DBCC DROPCLEANBUFFERS
DBCC FREEPROCCACHE


SET @TestStart3 = getdate()


SELECT @RowsTest3 = count(1)
FROM #Test
WHERE TestDate >= '03/01/2001' AND TestDate <= '03/31/2001 23:59:59.998'


SET @TestStop3 = getdate()


DROP TABLE #Test


PRINT ( '' )
PRINT ( 'Loading Data...' )
PRINT ( ' Start at: ' + convert( varchar(30), @StartDataLoad, 113 ))
PRINT ( ' Stop at: ' + convert( varchar(30), @StopDataLoad, 113 ))
PRINT ( ' Load Time (ms): ' + cast( datediff( ms, @StartDataLoad, @StopDataLoad ) AS varchar(10) ))
PRINT ( ' Rows in Table: ' + cast( @DataRowsLoaded as varchar(10) ))
PRINT ( '' )
PRINT ( 'INSERT [ BETWEEN ]' )
PRINT ( ' Start at: ' + convert( varchar(30), @TestStart1, 113 ))
PRINT ( ' Stop at: ' + convert( varchar(30), @TestStop1, 113 ))
PRINT ( ' Difference (ms): ' + cast( datediff( ms, @TestStart1, @TestStop1 ) AS varchar(10) ))
PRINT ( ' Rows in Query: ' + cast( @RowsTest2 as varchar(10) ))
PRINT ( '' )
PRINT ( 'INSERT [ >= AND < ]' )
PRINT ( ' Start at: ' + convert( varchar(30), @TestStart2, 113 ))
PRINT ( ' Stop at: ' + convert( varchar(30), @TestStop2, 113 ))
PRINT ( ' Difference (ms): ' + cast( datediff( ms, @TestStart2, @TestStop2 ) AS varchar(10) ))
PRINT ( ' Rows in Query: ' + cast( @RowsTest2 as varchar(10) ))
PRINT ( '' )
PRINT ( 'INSERT [ >= AND <= ]' )
PRINT ( ' Start at: ' + convert( varchar(30), @TestStart3, 113 ))
PRINT ( ' Stop at: ' + convert( varchar(30), @TestStop3, 113 ))
PRINT ( ' Difference (ms): ' + cast( datediff( ms, @TestStart3, @TestStop3 ) AS varchar(10) ))
PRINT ( ' Rows in Query: ' + cast( @RowsTest3 as varchar(10) ))
PRINT ( '' )


Celko Answers
>> After extensive testing, with various sizes of tables (the report below concerns a table of 10 million rows), I have concluded that my earlier assertion that using [BETWEEN] seemed to be more efficient than using [ >= AND <= ] was not correct -as many of you gently countered. <<


In theory it should be the same.
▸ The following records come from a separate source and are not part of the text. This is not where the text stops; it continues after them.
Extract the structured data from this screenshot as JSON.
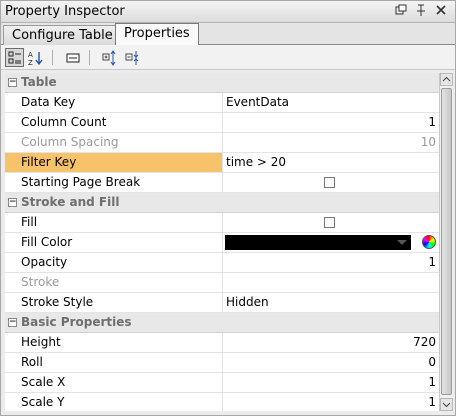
{
  "window": {
    "title": "Property Inspector"
  },
  "tabs": [
    {
      "label": "Configure Table",
      "active": false
    },
    {
      "label": "Properties",
      "active": true
    }
  ],
  "toolbar": {
    "categorized_icon": "categorized-view-icon",
    "alphabetic_icon": "alphabetic-sort-icon",
    "edit_icon": "edit-binding-icon",
    "expand_icon": "expand-all-icon",
    "collapse_icon": "collapse-all-icon"
  },
  "categories": [
    {
      "name": "Table",
      "rows": [
        {
          "name": "Data Key",
          "value": "EventData",
          "type": "text"
        },
        {
          "name": "Column Count",
          "value": "1",
          "type": "number"
        },
        {
          "name": "Column Spacing",
          "value": "10",
          "type": "number",
          "disabled": true
        },
        {
          "name": "Filter Key",
          "value": "time > 20",
          "type": "text",
          "highlight": true
        },
        {
          "name": "Starting Page Break",
          "value": "",
          "type": "checkbox",
          "checked": false
        }
      ]
    },
    {
      "name": "Stroke and Fill",
      "rows": [
        {
          "name": "Fill",
          "value": "",
          "type": "checkbox",
          "checked": false
        },
        {
          "name": "Fill Color",
          "value": "#000000",
          "type": "color"
        },
        {
          "name": "Opacity",
          "value": "1",
          "type": "number"
        },
        {
          "name": "Stroke",
          "value": "",
          "type": "text",
          "disabled": true
        },
        {
          "name": "Stroke Style",
          "value": "Hidden",
          "type": "text"
        }
      ]
    },
    {
      "name": "Basic Properties",
      "rows": [
        {
          "name": "Height",
          "value": "720",
          "type": "number"
        },
        {
          "name": "Roll",
          "value": "0",
          "type": "number"
        },
        {
          "name": "Scale X",
          "value": "1",
          "type": "number"
        },
        {
          "name": "Scale Y",
          "value": "1",
          "type": "number"
        }
      ]
    }
  ],
  "colors": {
    "highlight": "#f6c26a",
    "disabled_text": "#9a9a9a"
  }
}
However, the BETWEEN is easier to
maintain and read. Since 80% of the total cost is in maintaining code,
I would not give it up for a small gain (which I doubt is really
there).

It also had a mild advantage in products with better optimizers.
Remember B-Tree indexes? They use a BETWEEN logic to traverse the tree
structure, so they try to group (>= and <=) pairs into a jump to a node
in the index tree. if the BETWEEN is already there, so much the
better. The optimizer will assume that the programmer knows something
and will favor BETWEEN when it has a choice.